Why can I not use $i(\mathbf k \cdot \mathbf x + \omega t)$ in the exponent instead?
A physical answer would be that in special relativity, we use the Minkowski metric $g=\mathrm{diag}(-1,1,1,1) $ and integrate over the four-dimensional Minkowski spacetime, so the exponent comes from the Minkowski inner product: \begin{equation} i(x^\mu k_\mu) = i(x_1k_1+x_2k_2+x_3k_3-\omega t) \end{equation} This is equivalent to our exponent.
However, people did Fourier integrals like this one before special relativity was a thing. What was their (more mathematical?) reason to choose the signs like that?
Thanks in advance!
I think I figured it out myself.
Mathematically, it does not matter if we use $i(\mathbf k \cdot \mathbf x -\omega t)$ or $i(\mathbf k \cdot \mathbf x +\omega t)$. But it is indeed true that people used a different relative sign for the $\mathbf k$ and $\omega$ terms in the exponent before special relativity and the Minkowski metric. But they still knew that looking at a physical wave propagating in one direction with velocity $c$ at time $t=t_0$ is equivalent to looking at a wave shifted in the opposite direction by $ct_0$ for $t=0$. \begin{equation} r = r_0+ct_0 \iff r - ct_0 = r_0 \iff \tilde r = r_0 +c\tilde t_0 \end{equation} where $\tilde r := r-ct_0$ and $\tilde t_0 = 0$.
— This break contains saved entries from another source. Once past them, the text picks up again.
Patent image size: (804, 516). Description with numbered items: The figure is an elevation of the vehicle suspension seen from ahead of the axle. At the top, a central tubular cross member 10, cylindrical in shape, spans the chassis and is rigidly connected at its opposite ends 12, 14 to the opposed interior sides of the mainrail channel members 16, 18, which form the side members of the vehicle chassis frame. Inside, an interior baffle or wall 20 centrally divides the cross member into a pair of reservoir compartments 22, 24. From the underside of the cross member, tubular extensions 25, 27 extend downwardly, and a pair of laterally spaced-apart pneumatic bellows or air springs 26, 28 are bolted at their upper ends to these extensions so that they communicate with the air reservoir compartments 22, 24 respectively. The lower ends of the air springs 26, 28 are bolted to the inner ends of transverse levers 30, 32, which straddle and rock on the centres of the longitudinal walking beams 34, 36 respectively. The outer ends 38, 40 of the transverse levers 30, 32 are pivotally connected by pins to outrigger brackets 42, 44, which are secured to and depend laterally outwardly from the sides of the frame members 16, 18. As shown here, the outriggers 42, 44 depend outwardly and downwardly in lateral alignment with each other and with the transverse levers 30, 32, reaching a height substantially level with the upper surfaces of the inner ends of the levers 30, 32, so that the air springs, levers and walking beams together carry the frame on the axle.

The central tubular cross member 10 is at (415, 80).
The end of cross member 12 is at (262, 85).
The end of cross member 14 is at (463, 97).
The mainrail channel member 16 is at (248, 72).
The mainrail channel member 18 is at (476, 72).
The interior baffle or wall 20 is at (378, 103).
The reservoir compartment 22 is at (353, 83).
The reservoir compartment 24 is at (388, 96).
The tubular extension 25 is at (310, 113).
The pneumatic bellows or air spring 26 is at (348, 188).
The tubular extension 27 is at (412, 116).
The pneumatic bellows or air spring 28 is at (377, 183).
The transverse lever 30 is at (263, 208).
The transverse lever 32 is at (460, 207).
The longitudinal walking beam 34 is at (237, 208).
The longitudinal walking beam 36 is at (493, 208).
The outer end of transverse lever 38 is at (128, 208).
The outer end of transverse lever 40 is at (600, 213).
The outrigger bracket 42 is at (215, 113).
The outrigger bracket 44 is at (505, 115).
So while using the exponent $i(\mathbf k \cdot \mathbf x +\omega t)$ is giving a mathematically valid solution, it is not a solution for physical time $t$, but for a universe where time goes backwards. The direction of time is also included in the Minkowski metric, which is why the explanation using Minkowski space works, too.
I hope that makes sense to anyone having the same question.